Very interesting indeed.
Though I'm really wondering how they got die size down so much. By reading that, it seems like they didn't cut down on the numbers of simds, which is sort of hard to believe given size needed to go down from 400+ to 330 mm².
Size was more like ~480mm² if the diagram is to be believed. ~30% cut in die size. The cut was prolly more significant than that, because we know that the via solution for RV740 was "a doubling of vias" which made RV740 grow.
So what else? Sideport is mentioned, but that's probably only good for 10mm² or so at best. What else could have been in there? Wider internal data paths (though the article says "features" had to go)? Cache sizes (not that they take up a whole lot of space)?
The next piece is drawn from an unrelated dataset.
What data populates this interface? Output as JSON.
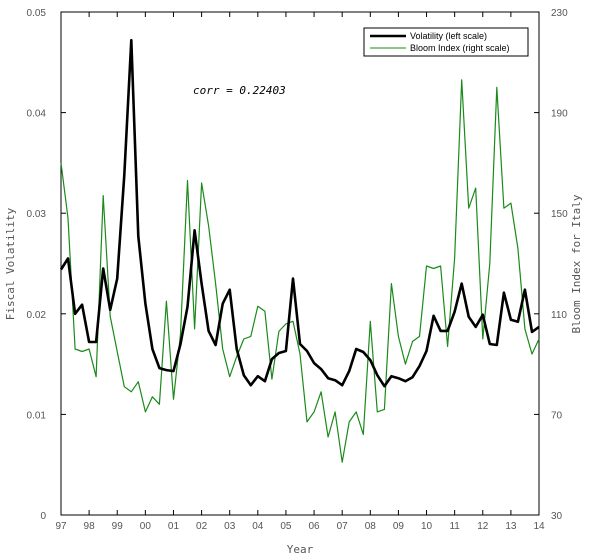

In any case it can't have been something which required rebuilding of whole blocks, as that would have led to a much larger delay.
For the sideport to be useful it prolly needs to be much meatier than that seen in RV770, because that sideport's bandwidth is nothing to write home about (it is literally superfluous). 10x more bandwidth?
Also I think a complete revamp of the cache system is due. Evergreen has two sets of atomic units: one set in the ROPs and another set in the LDSs. A cache system with one set of atomics close to the ALUs would do all this, making the atomics run on L1 which is dual-purpose L1/LDS. We get back to the old topic of making such atomics globally coherent, something discussed at length in the GT300 thread, which is a serious problem.
Getting rid of the ROPs also has implications for early-Z.
The "peculiarly asymmetric" handling of caches for RW that Gipsel and I have been discussing might be a side effect of AMD simply deleting the fancy cache stuff. Retreating to a slightly enhanced version of what's in R700? R700 only supports a single UAV, but Evergreen has to support 8 for D3D11 compliance.
There might be some clues in the "reserved" gaps in the opcodes seen in the ISA
e.g. these 12 values:
19 EXPORT_RAT_INST_DEC_UINT : dst = ((dst==0 | (dst > src)) ? src : dst-1.
31:20 Reserved.
32 EXPORT_RAT_INST_NOP_RTN: Internal use by SX only (flush+ack with no
opcode). Return dword.
The RAT ID actually has space for 16 UAVs (coming in D3D11.1?) but the bit range there is 9 bits ([8:4] is unused).
Then you get into the whole topic of whether faster setup is required. And whether that's predicated on enhancements in the cache system.
Also, I'd say they missed the 2x performance target. Granted it's there in theoretical flops but not really in practice, though maybe the 2x target was only in theoretical flops...
It seems to me "shader core" is the basis for that.
Jawed